Bea Lundmark sempre più in alto
Mariano BottaAtletica/La portacolori del GAB venerdì sera nell'ottavo GP Città di Lugano cerca spazio ai vertici"Settimana scorsa due volte sono arrivata a 1,83, sono in forma e motivata. Andrò alla Coppa Europa"
Il ticchettio della pioggia che sbatte sui vetri della finestra, distoglie per un momento lo sguardo di Bea Lundmark. L'occhio dal computer scivola verso lo stadio. Da un po' di tempo Cornaredo è diventato casa sua. Lavora all'80% per il Dicastero Sport della Città di Lugano che ha gli uffici nell'infrastruttura, che ovviamente è anche il luogo degli allenamenti. «Sono fortunata. Grazie alla comprensione del direttore Sandro Rovelli, che alle spalle ha una carriera calcistica di alto livello come portiere, posso gestire i momenti da dedicare all?atletica. A dipendenza degli impegni anticipo o sposto il momento di andare in pista. Devo anche ringraziare chi mi sostiene nella mia attività, vale a dire Accentrix e Villa Sassa. Aiuti indispensabili».

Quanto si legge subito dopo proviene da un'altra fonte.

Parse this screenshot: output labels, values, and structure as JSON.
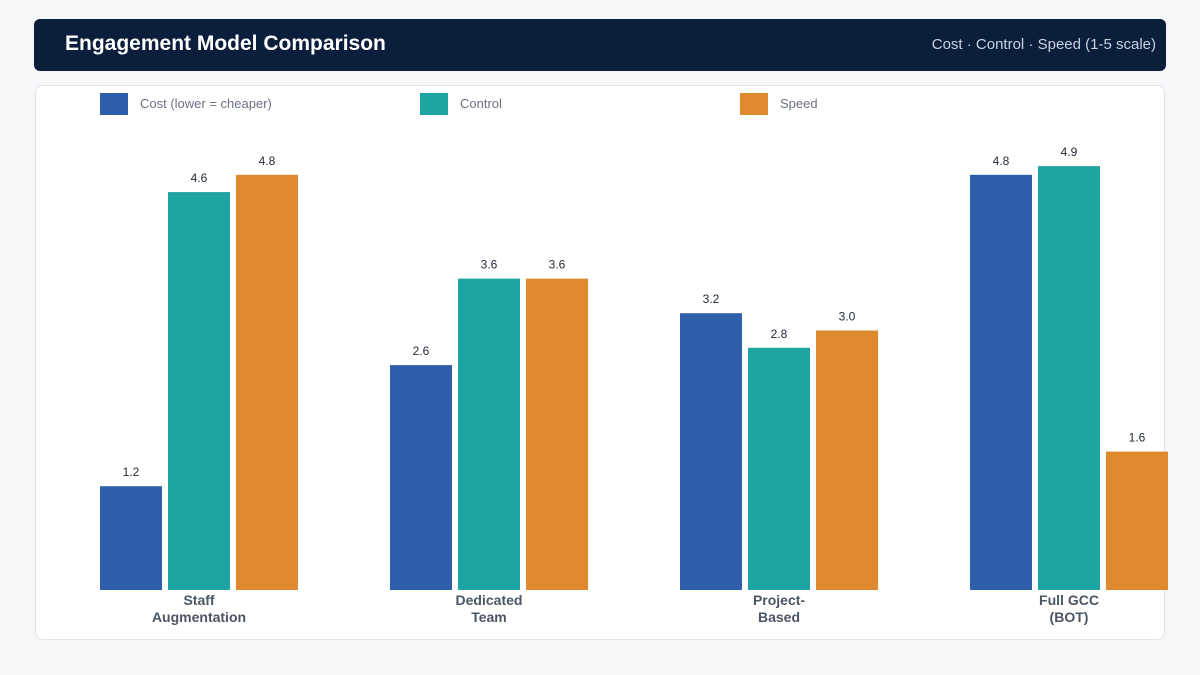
{
  "header": {
    "title": "Engagement Model Comparison",
    "subtitle": "Cost · Control · Speed (1-5 scale)"
  },
  "chart_data": {
    "type": "bar",
    "title": "Engagement Model Comparison",
    "subtitle": "Cost · Control · Speed (1-5 scale)",
    "categories": [
      [
        "Staff",
        "Augmentation"
      ],
      [
        "Dedicated",
        "Team"
      ],
      [
        "Project-",
        "Based"
      ],
      [
        "Full GCC",
        "(BOT)"
      ]
    ],
    "series": [
      {
        "name": "Cost (lower = cheaper)",
        "color": "#2f5faa",
        "values": [
          1.2,
          2.6,
          3.2,
          4.8
        ]
      },
      {
        "name": "Control",
        "color": "#1fa4a4",
        "values": [
          4.6,
          3.6,
          2.8,
          4.9
        ]
      },
      {
        "name": "Speed",
        "color": "#df8a2f",
        "values": [
          4.8,
          3.6,
          3.0,
          1.6
        ]
      }
    ],
    "ylim": [
      0,
      5
    ],
    "xlabel": "",
    "ylabel": "",
    "grid": false,
    "legend_position": "top"
  }
}
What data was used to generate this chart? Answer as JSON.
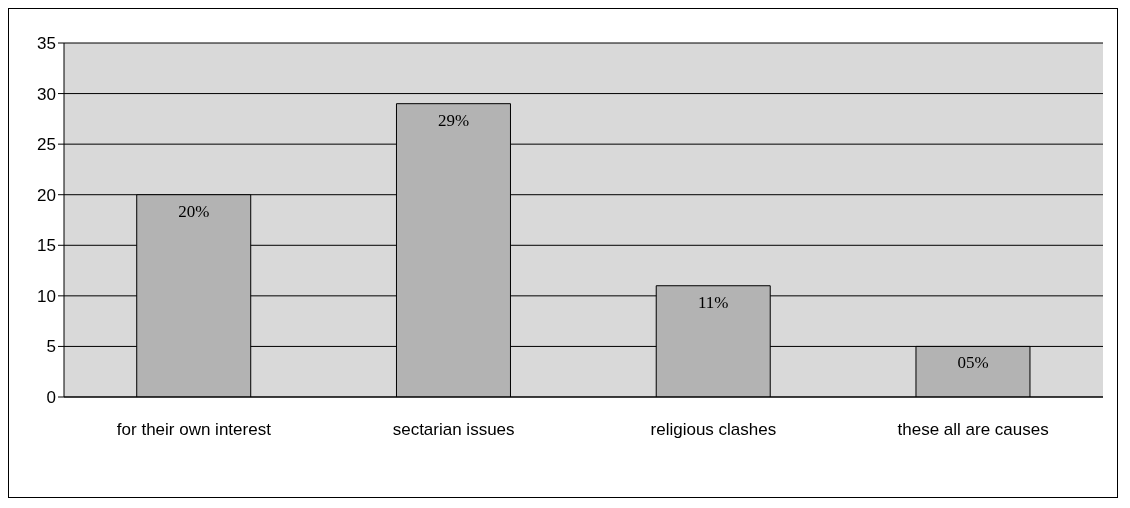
{
  "chart_data": {
    "type": "bar",
    "categories": [
      "for their own interest",
      "sectarian issues",
      "religious clashes",
      "these all are causes"
    ],
    "values": [
      20,
      29,
      11,
      5
    ],
    "value_labels": [
      "20%",
      "29%",
      "11%",
      "05%"
    ],
    "color": "#b3b3b3",
    "ylim": [
      0,
      35
    ],
    "yticks": [
      0,
      5,
      10,
      15,
      20,
      25,
      30,
      35
    ],
    "grid": "y"
  }
}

A proposito di pista, venerdì sera nell'ambito del meeting internazionale ci sarà l'inaugurazione ufficiale. «Dopo 25 anni è stato posato un nuovo fondo (il materiale usato è lo Spurtan, ndr), devo dire che piste e pedane sono eccellenti, oltre ad essere veloci sono ideali per i salti. Non mi sono mai trovata così bene a Lugano. Già in allenamento riesco a "salire" più in alto grazie ad una migliore risposta del terreno».
Quindi ci sono tutte le premesse per assistere ad una serata con ottimi tempi e misure. «Credo proprio di sì. Ci sono alcuni atleti che potranno fare davvero bene sfruttando anche il fondo».
Nel salto in alto sei fra le pretendenti ad un buon risultato. «Ci spero. In passato qui non ho mai combinato gran che, vuoi per le pessime condizioni meteo o per la tensione. Sono arrivata al massimo a 1,75. Stavolta mi presento al dunque in buona condizione e con alle spalle due ottime misure, l'1,83 che ho superato giovedì a Torino (ho mancato di poco nel terzo tentativo l'1,87) ed ho ripetuto sabato a Ginevra, nonostante la pedana inzuppata ed una interruzione per un temporale. Sono contenta che gli organizzatori hanno saputo portare in Ticino alcune ragazze di grande spessore. Su tutte la spagnola Ruth Beitia, seconda agli Europei indoor in marzo. In stagione ha raggiunto 2,02. Ci sono poi altre due concorrenti sopra l'1,90. Un livello notevole e per me uno stimolo importante. Purtroppo spesso in Svizzera mi trovo subito da sola e aggiungere centimetri diventa difficile anche per una questione di motivazione. Con il doppio 1,83 degli scorsi giorni (limite stagionale nazionale) mi sono qualificata per la Coppa Europa che si svolgerà a Bergen (Norvegia) il 20 e 21 giugno».
L'avvicinamento al meeting lo hai vissuto anche dal lato organizzativo. «Ed ho visto la mole di lavoro che c'è per proporre questa manifestazione e molti anche i problemi da risolvere. Io ho dato un colpo di mano a livello di ufficio stampa e comunicazione, come capita anche per altri eventi dove c?è la presenza della Città».
Ma adesso Bea indossa i panni dell?atleta ed è pronta a "dialogare" a lungo con l'asticella.